Proterra, the manufacturer of battery-powered transit buses with a factory in Greenville, has secured its biggest single cash infusion from investors, $140 million, and the Clemson-area bus system and a Michelin test track in Laurens County played a role.
Proterra said it would use the money to accelerate manufacturing, including a tripling of production at its factory along Interstate 85 in Greenville.
The new funding brings the total amount of money Proterra has secured from investors to $290 million.
Ryan Popple, Proterra’s CEO, said the company had initially aimed to raise $30 to $50 million in its fifth funding round, but investor interest exceeded expectations after Proterra sold more than twice what the company had targeted to sell last year.
In addition, Popple said, investors were impressed when Proterra announced that its 40-foot bus had been driven more than 600 miles on a single charge at Michelin North America’s test track in Laurens. That’s evidence that Proterra buses have enough range to serve virtually any transit route in the United States, he said.
Also helpful in raising the money, Popple said, were conversations between potential investors and Proterra’s existing customers, including the Clemson-area bus system, Clemson Area Transit, which operates six Proterra buses in Seneca.
Popple said Proterra still plans an initial public offering of stock, but no longer views an IPO as necessary to its financing.
“We raised so much capital in this round, if the board of directors decides to take the company public, they can do so based on market conditions as opposed to needing to do it to finance the company,” Popple said.
Eric McCarthy, Proterra’s Greenville-based general counsel and vice president of government relations, said Proterra made about 35 buses in Greenville last year and expects to make about 100 in 2017.
The Greenville factory will manufacture a majority of Proterra’s current backlog of about 230 buses, he said.
McCarthy said Proterra plans to add about 25 people to its existing Greenville workforce of about 160.
Proterra said its latest round of investor funding was led by an undisclosed investor who contributed $40 million.

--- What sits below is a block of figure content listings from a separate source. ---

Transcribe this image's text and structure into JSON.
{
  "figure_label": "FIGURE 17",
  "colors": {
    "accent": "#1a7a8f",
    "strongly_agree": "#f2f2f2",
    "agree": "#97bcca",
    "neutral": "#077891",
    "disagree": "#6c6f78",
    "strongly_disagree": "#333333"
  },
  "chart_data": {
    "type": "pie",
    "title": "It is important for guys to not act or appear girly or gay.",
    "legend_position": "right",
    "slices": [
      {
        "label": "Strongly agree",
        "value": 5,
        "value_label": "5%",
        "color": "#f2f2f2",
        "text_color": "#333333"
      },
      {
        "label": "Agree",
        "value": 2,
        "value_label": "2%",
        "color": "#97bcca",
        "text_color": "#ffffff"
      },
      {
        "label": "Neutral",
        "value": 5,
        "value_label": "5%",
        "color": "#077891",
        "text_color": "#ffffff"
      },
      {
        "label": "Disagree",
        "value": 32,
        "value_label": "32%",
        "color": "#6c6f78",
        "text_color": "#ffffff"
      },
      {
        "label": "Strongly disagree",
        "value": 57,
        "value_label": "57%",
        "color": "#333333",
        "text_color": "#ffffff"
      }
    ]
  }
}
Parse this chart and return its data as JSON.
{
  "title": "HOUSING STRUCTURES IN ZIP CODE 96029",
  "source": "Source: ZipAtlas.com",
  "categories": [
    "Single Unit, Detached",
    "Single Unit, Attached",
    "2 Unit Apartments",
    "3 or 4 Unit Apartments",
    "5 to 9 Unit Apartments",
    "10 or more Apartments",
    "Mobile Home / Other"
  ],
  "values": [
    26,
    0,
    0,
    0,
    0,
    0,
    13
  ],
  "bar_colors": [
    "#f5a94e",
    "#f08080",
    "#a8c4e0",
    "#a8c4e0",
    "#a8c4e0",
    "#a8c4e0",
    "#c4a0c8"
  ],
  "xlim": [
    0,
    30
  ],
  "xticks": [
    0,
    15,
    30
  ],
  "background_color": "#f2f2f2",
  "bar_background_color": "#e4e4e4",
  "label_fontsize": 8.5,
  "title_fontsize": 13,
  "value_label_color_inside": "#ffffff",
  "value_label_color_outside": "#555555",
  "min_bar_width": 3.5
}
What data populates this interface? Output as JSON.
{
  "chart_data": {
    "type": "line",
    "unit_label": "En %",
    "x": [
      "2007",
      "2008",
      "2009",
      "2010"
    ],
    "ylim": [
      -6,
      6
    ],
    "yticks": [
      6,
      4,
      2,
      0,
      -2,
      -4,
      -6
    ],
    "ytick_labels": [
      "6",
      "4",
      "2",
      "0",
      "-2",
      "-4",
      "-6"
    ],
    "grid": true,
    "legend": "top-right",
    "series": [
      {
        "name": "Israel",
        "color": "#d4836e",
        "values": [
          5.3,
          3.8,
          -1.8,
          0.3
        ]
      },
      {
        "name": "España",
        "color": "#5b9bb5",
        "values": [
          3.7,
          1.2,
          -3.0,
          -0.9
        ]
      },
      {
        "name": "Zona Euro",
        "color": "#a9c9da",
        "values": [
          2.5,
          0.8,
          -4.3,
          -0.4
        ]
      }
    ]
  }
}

Other funding came from “several new investors,” Proterra said, and existing board-level investors, which include Kleiner Perkins, a Silicon Valley venture capital firm, and GM Ventures, the venture capital arm of General Motors Corp.
Proterra said it would use the money to launch manufacturing at a previously announced factory in Los Angeles County, Calif., in addition to boosting production in Greenville.
“Proterra will hire key personnel in Los Angeles, Silicon Valley and Greenville to support production growth, as well as implement new manufacturing equipment and systems,” the company said in a news release.
Proterra moved to Greenville from Golden, Colo., as a startup company in 2010, and later relocated its headquarters to Burlingame, Calif., in the San Francisco area.
The company initially bought battery systems for its buses from a vendor, but began making them itself in Burlingame last year.
So far, Proterra’s customer base does not include Greenlink, Greenville’s bus system, but that could change soon.
Gary Shepard, transportation director for the city of Greenville, said Greenlink plans to use $300,000 appropriated by the state Legislature as a “local match” to buy a battery-powered bus from Proterra or another manufacturer.
Greenlink hopes to secure additional money for the bus through a Federal Transit Administration program designed to promote low-emission or no-emission vehicles, Shepard said.
Shepard said he recently talked to Popple about how Greenlink and Proterra can work together.
The cooperation could include Proterra helping Greenlink apply for federal grant money and Greenlink letting the company uses its routes to test new vehicles, he said.